Technology has increasingly fostered and amplified every stage of this aggression. The arguments often begin with student cyberbullying or even perceived online disrespect amongst friends which prompts in person squabbles during school. Then, classmates start filming and put pressure on quarreling students to brawl. Students later share and comment on the fight clips, further humiliating the victims. These types of altercations have become commonplace in many schools and later become viral online.
How To Set Parental Controls on iOS 18
Apple Insider, December 18, 2024
Did your child receive a new Apple device over the holidays? This article serves as a great reminder for parents on how to get started setting up their children’s devices, like providing parental controls and setting content and behavior restrictions for children’s devices.
Most of the settings for content and privacy restrictions fall under Screen Time. Introduced in iOS 12, Screen Time records how much time a user spends on their device. It can be configured to monitor and limit the time spent on any apps, which is great for checking how much time a child spends gaming or hanging out on social media apps. Additionally, it tracks notifications received. This section is also where parents can restrict app usage or set limits on purchases and explicit content.
We encourage parents to use tools like Apple Screen Time to help protect their children online. As a reminder, parental controls on devices do not replace parenting, they simply help parents do their job of parenting with technology.
How Jonathan Haidt Won the Fight Against Smartphones in Schools
The Free Press, December 30, 2024
Over the past decade or so, the warnings about smartphones have reached a fever pitch. So why is this movement finally getting results now?
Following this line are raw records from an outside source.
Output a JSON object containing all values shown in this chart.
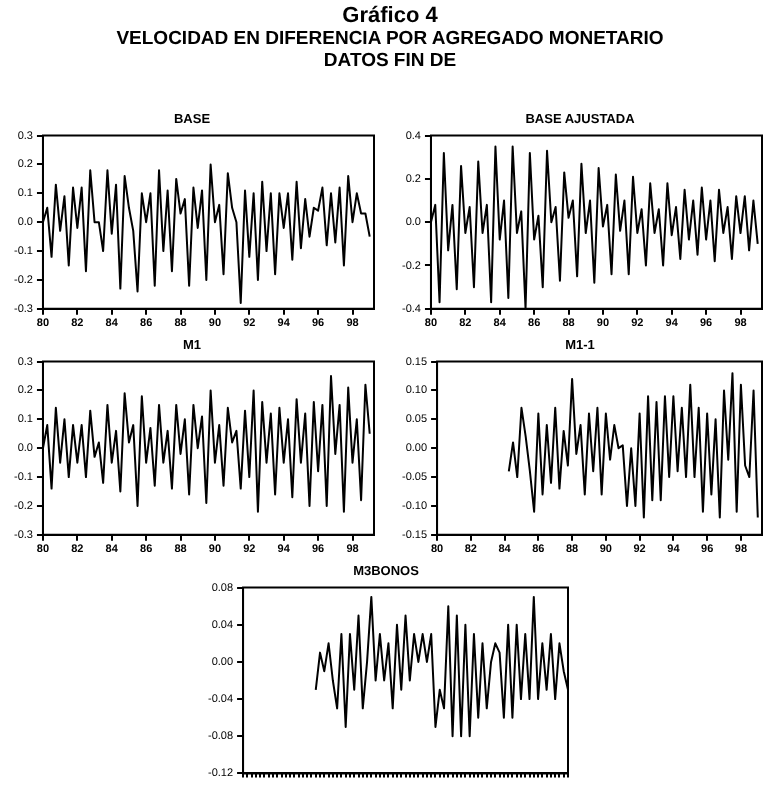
{
  "chart_data": [
    {
      "type": "other",
      "title": "Gráfico 4",
      "subtitle": "VELOCIDAD EN DIFERENCIA POR AGREGADO MONETARIO",
      "annotations": [
        "DATOS FIN DE"
      ]
    },
    {
      "type": "line",
      "title": "BASE",
      "xlim": [
        80,
        99.25
      ],
      "xticks": [
        80,
        82,
        84,
        86,
        88,
        90,
        92,
        94,
        96,
        98
      ],
      "ylim": [
        -0.3,
        0.3
      ],
      "yticks": [
        -0.3,
        -0.2,
        -0.1,
        {
          "value": 0,
          "label": "0.0"
        },
        0.1,
        0.2,
        0.3
      ],
      "grid": false,
      "legend": false,
      "marker": "none",
      "line_style": "solid",
      "series": [
        {
          "color": "#000000",
          "x": [
            80,
            80.25,
            80.5,
            80.75,
            81,
            81.25,
            81.5,
            81.75,
            82,
            82.25,
            82.5,
            82.75,
            83,
            83.25,
            83.5,
            83.75,
            84,
            84.25,
            84.5,
            84.75,
            85,
            85.25,
            85.5,
            85.75,
            86,
            86.25,
            86.5,
            86.75,
            87,
            87.25,
            87.5,
            87.75,
            88,
            88.25,
            88.5,
            88.75,
            89,
            89.25,
            89.5,
            89.75,
            90,
            90.25,
            90.5,
            90.75,
            91,
            91.25,
            91.5,
            91.75,
            92,
            92.25,
            92.5,
            92.75,
            93,
            93.25,
            93.5,
            93.75,
            94,
            94.25,
            94.5,
            94.75,
            95,
            95.25,
            95.5,
            95.75,
            96,
            96.25,
            96.5,
            96.75,
            97,
            97.25,
            97.5,
            97.75,
            98,
            98.25,
            98.5,
            98.75,
            99
          ],
          "values": [
            0,
            0.05,
            -0.12,
            0.13,
            -0.03,
            0.09,
            -0.15,
            0.12,
            -0.02,
            0.12,
            -0.17,
            0.18,
            0,
            0,
            -0.1,
            0.18,
            -0.04,
            0.13,
            -0.23,
            0.16,
            0.05,
            -0.03,
            -0.24,
            0.1,
            0,
            0.1,
            -0.22,
            0.18,
            -0.1,
            0.11,
            -0.17,
            0.15,
            0.03,
            0.08,
            -0.22,
            0.12,
            -0.02,
            0.11,
            -0.2,
            0.2,
            0,
            0.06,
            -0.18,
            0.17,
            0.05,
            0,
            -0.28,
            0.11,
            -0.12,
            0.1,
            -0.2,
            0.14,
            -0.1,
            0.1,
            -0.18,
            0.1,
            -0.02,
            0.1,
            -0.13,
            0.14,
            -0.09,
            0.08,
            -0.05,
            0.05,
            0.04,
            0.12,
            -0.08,
            0.1,
            -0.07,
            0.12,
            -0.15,
            0.16,
            0,
            0.1,
            0.03,
            0.03,
            -0.05
          ]
        }
      ]
    },
    {
      "type": "line",
      "title": "BASE AJUSTADA",
      "xlim": [
        80,
        99.25
      ],
      "xticks": [
        80,
        82,
        84,
        86,
        88,
        90,
        92,
        94,
        96,
        98
      ],
      "ylim": [
        -0.4,
        0.4
      ],
      "yticks": [
        -0.4,
        -0.2,
        {
          "value": 0,
          "label": "0.0"
        },
        0.2,
        0.4
      ],
      "grid": false,
      "legend": false,
      "marker": "none",
      "line_style": "solid",
      "series": [
        {
          "color": "#000000",
          "x": [
            80,
            80.25,
            80.5,
            80.75,
            81,
            81.25,
            81.5,
            81.75,
            82,
            82.25,
            82.5,
            82.75,
            83,
            83.25,
            83.5,
            83.75,
            84,
            84.25,
            84.5,
            84.75,
            85,
            85.25,
            85.5,
            85.75,
            86,
            86.25,
            86.5,
            86.75,
            87,
            87.25,
            87.5,
            87.75,
            88,
            88.25,
            88.5,
            88.75,
            89,
            89.25,
            89.5,
            89.75,
            90,
            90.25,
            90.5,
            90.75,
            91,
            91.25,
            91.5,
            91.75,
            92,
            92.25,
            92.5,
            92.75,
            93,
            93.25,
            93.5,
            93.75,
            94,
            94.25,
            94.5,
            94.75,
            95,
            95.25,
            95.5,
            95.75,
            96,
            96.25,
            96.5,
            96.75,
            97,
            97.25,
            97.5,
            97.75,
            98,
            98.25,
            98.5,
            98.75,
            99
          ],
          "values": [
            0,
            0.08,
            -0.37,
            0.32,
            -0.13,
            0.08,
            -0.31,
            0.26,
            -0.05,
            0.07,
            -0.3,
            0.28,
            -0.05,
            0.08,
            -0.37,
            0.35,
            -0.08,
            0.1,
            -0.35,
            0.35,
            -0.05,
            0.05,
            -0.4,
            0.32,
            -0.08,
            0.03,
            -0.3,
            0.33,
            0,
            0.07,
            -0.27,
            0.23,
            0.02,
            0.1,
            -0.25,
            0.27,
            -0.05,
            0.1,
            -0.28,
            0.25,
            -0.02,
            0.08,
            -0.24,
            0.22,
            -0.04,
            0.1,
            -0.24,
            0.21,
            -0.05,
            0.06,
            -0.2,
            0.18,
            -0.05,
            0.06,
            -0.2,
            0.18,
            -0.06,
            0.07,
            -0.17,
            0.15,
            -0.08,
            0.1,
            -0.15,
            0.16,
            -0.08,
            0.1,
            -0.18,
            0.15,
            -0.05,
            0.07,
            -0.17,
            0.12,
            -0.05,
            0.12,
            -0.13,
            0.1,
            -0.1
          ]
        }
      ]
    },
    {
      "type": "line",
      "title": "M1",
      "xlim": [
        80,
        99.25
      ],
      "xticks": [
        80,
        82,
        84,
        86,
        88,
        90,
        92,
        94,
        96,
        98
      ],
      "ylim": [
        -0.3,
        0.3
      ],
      "yticks": [
        -0.3,
        -0.2,
        -0.1,
        {
          "value": 0,
          "label": "0.0"
        },
        0.1,
        0.2,
        0.3
      ],
      "grid": false,
      "legend": false,
      "marker": "none",
      "line_style": "solid",
      "series": [
        {
          "color": "#000000",
          "x": [
            80,
            80.25,
            80.5,
            80.75,
            81,
            81.25,
            81.5,
            81.75,
            82,
            82.25,
            82.5,
            82.75,
            83,
            83.25,
            83.5,
            83.75,
            84,
            84.25,
            84.5,
            84.75,
            85,
            85.25,
            85.5,
            85.75,
            86,
            86.25,
            86.5,
            86.75,
            87,
            87.25,
            87.5,
            87.75,
            88,
            88.25,
            88.5,
            88.75,
            89,
            89.25,
            89.5,
            89.75,
            90,
            90.25,
            90.5,
            90.75,
            91,
            91.25,
            91.5,
            91.75,
            92,
            92.25,
            92.5,
            92.75,
            93,
            93.25,
            93.5,
            93.75,
            94,
            94.25,
            94.5,
            94.75,
            95,
            95.25,
            95.5,
            95.75,
            96,
            96.25,
            96.5,
            96.75,
            97,
            97.25,
            97.5,
            97.75,
            98,
            98.25,
            98.5,
            98.75,
            99
          ],
          "values": [
            0,
            0.08,
            -0.14,
            0.14,
            -0.05,
            0.1,
            -0.1,
            0.08,
            -0.05,
            0.08,
            -0.1,
            0.13,
            -0.03,
            0.02,
            -0.12,
            0.15,
            -0.05,
            0.06,
            -0.15,
            0.19,
            0.02,
            0.08,
            -0.2,
            0.18,
            -0.05,
            0.07,
            -0.13,
            0.15,
            -0.05,
            0.06,
            -0.14,
            0.15,
            -0.02,
            0.1,
            -0.16,
            0.15,
            0,
            0.11,
            -0.19,
            0.2,
            -0.05,
            0.08,
            -0.13,
            0.14,
            0.02,
            0.06,
            -0.14,
            0.13,
            -0.1,
            0.2,
            -0.22,
            0.16,
            -0.05,
            0.12,
            -0.16,
            0.14,
            -0.05,
            0.1,
            -0.17,
            0.17,
            -0.05,
            0.12,
            -0.2,
            0.16,
            -0.08,
            0.15,
            -0.2,
            0.25,
            -0.02,
            0.15,
            -0.22,
            0.21,
            -0.05,
            0.1,
            -0.18,
            0.22,
            0.05
          ]
        }
      ]
    },
    {
      "type": "line",
      "title": "M1-1",
      "xlim": [
        80,
        99.25
      ],
      "xticks": [
        80,
        82,
        84,
        86,
        88,
        90,
        92,
        94,
        96,
        98
      ],
      "ylim": [
        -0.15,
        0.15
      ],
      "yticks": [
        -0.15,
        {
          "value": -0.1,
          "label": "-0.10"
        },
        -0.05,
        {
          "value": 0,
          "label": "0.00"
        },
        0.05,
        {
          "value": 0.1,
          "label": "0.10"
        },
        0.15
      ],
      "grid": false,
      "legend": false,
      "marker": "none",
      "line_style": "solid",
      "series": [
        {
          "color": "#000000",
          "x": [
            84.25,
            84.5,
            84.75,
            85,
            85.25,
            85.5,
            85.75,
            86,
            86.25,
            86.5,
            86.75,
            87,
            87.25,
            87.5,
            87.75,
            88,
            88.25,
            88.5,
            88.75,
            89,
            89.25,
            89.5,
            89.75,
            90,
            90.25,
            90.5,
            90.75,
            91,
            91.25,
            91.5,
            91.75,
            92,
            92.25,
            92.5,
            92.75,
            93,
            93.25,
            93.5,
            93.75,
            94,
            94.25,
            94.5,
            94.75,
            95,
            95.25,
            95.5,
            95.75,
            96,
            96.25,
            96.5,
            96.75,
            97,
            97.25,
            97.5,
            97.75,
            98,
            98.25,
            98.5,
            98.75,
            99
          ],
          "values": [
            -0.04,
            0.01,
            -0.05,
            0.07,
            0.02,
            -0.04,
            -0.11,
            0.06,
            -0.08,
            0.04,
            -0.06,
            0.07,
            -0.07,
            0.03,
            -0.03,
            0.12,
            -0.01,
            0.04,
            -0.08,
            0.06,
            -0.04,
            0.07,
            -0.08,
            0.06,
            -0.02,
            0.04,
            0,
            0.005,
            -0.1,
            0,
            -0.1,
            0.06,
            -0.12,
            0.09,
            -0.09,
            0.08,
            -0.09,
            0.09,
            -0.05,
            0.09,
            -0.04,
            0.07,
            -0.05,
            0.11,
            -0.05,
            0.07,
            -0.11,
            0.06,
            -0.08,
            0.05,
            -0.12,
            0.1,
            -0.02,
            0.13,
            -0.11,
            0.11,
            -0.03,
            -0.05,
            0.1,
            -0.12
          ]
        }
      ]
    },
    {
      "type": "line",
      "title": "M3BONOS",
      "categories": [
        null,
        null,
        null,
        null,
        null,
        null,
        null,
        null,
        null,
        null,
        null,
        null,
        null,
        null,
        null,
        null,
        null,
        null,
        null,
        null,
        null,
        null,
        null,
        null,
        null,
        null,
        null,
        null,
        null,
        null,
        null,
        null,
        null,
        null,
        null,
        null,
        null,
        null,
        null,
        null,
        null,
        null,
        null,
        null,
        null,
        null,
        null,
        null,
        null,
        null,
        null,
        null,
        null,
        null,
        null,
        null,
        null,
        null,
        null,
        null,
        null,
        null,
        null,
        null,
        null,
        null,
        null,
        null,
        null,
        null,
        null,
        null,
        null,
        null,
        null,
        null,
        null
      ],
      "ylim": [
        -0.12,
        0.08
      ],
      "yticks": [
        {
          "value": -0.12,
          "label": "-0.12"
        },
        {
          "value": -0.08,
          "label": "-0.08"
        },
        {
          "value": -0.04,
          "label": "-0.04"
        },
        {
          "value": 0,
          "label": "0.00"
        },
        {
          "value": 0.04,
          "label": "0.04"
        },
        {
          "value": 0.08,
          "label": "0.08"
        }
      ],
      "tick_labels": "y",
      "grid": false,
      "legend": false,
      "marker": "none",
      "line_style": "solid",
      "series": [
        {
          "color": "#000000",
          "values": [
            null,
            null,
            null,
            null,
            null,
            null,
            null,
            null,
            null,
            null,
            null,
            null,
            null,
            null,
            null,
            null,
            null,
            -0.03,
            0.01,
            -0.01,
            0.02,
            -0.02,
            -0.05,
            0.03,
            -0.07,
            0.03,
            -0.03,
            0.05,
            -0.05,
            0,
            0.07,
            -0.02,
            0.03,
            -0.02,
            0.02,
            -0.05,
            0.04,
            -0.03,
            0.05,
            -0.02,
            0.03,
            0,
            0.03,
            0,
            0.03,
            -0.07,
            -0.03,
            -0.05,
            0.06,
            -0.08,
            0.05,
            -0.08,
            0.04,
            -0.08,
            0.03,
            -0.06,
            0.02,
            -0.05,
            0,
            0.02,
            0.01,
            -0.06,
            0.04,
            -0.06,
            0.04,
            -0.04,
            0.03,
            -0.04,
            0.07,
            -0.04,
            0.02,
            -0.03,
            0.03,
            -0.04,
            0.02,
            -0.01,
            -0.03
          ]
        }
      ]
    }
  ]
}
Many have offered the same answer: Jonathan Haidt.
In March 2024, the New York University social psychologist, who has studied the negative effects of phones on kids for years, published a book called The Anxious Generation, which immediately became a No. 1 New York Times bestseller. It has remained on the list ever since, thanks to a range of influential boosters on both sides of the political aisle. It’s impossible to think of another book that’s been equally celebrated by both Democrats and Republicans: Barack Obama recently named Haidt’s book one of his favorites of the year, while Sarah Huckabee Sanders, the GOP governor of Arkansas, posted an Instagram video of herself with Haidt, promoting his message to her 885,000 followers. Even Bill Gates, who helped wire America by co-founding Microsoft, has listed The Anxious Generation as one of his top four reads of 2024.
Part of the book’s power is its simplicity. Haidt spells out four “foundational rules” to inspire a “Great Rewiring of Childhood.” They are: no smartphones before high school, no social media before age 16, no phones at school, and more unsupervised play and independence for kids. Haidt has consistently repeated these talking points at talks around the country and on his Instagram page, where he has 341,000 followers.
Haidt has predicted that the vast majority of schools in the United States will be phone-free in the coming years.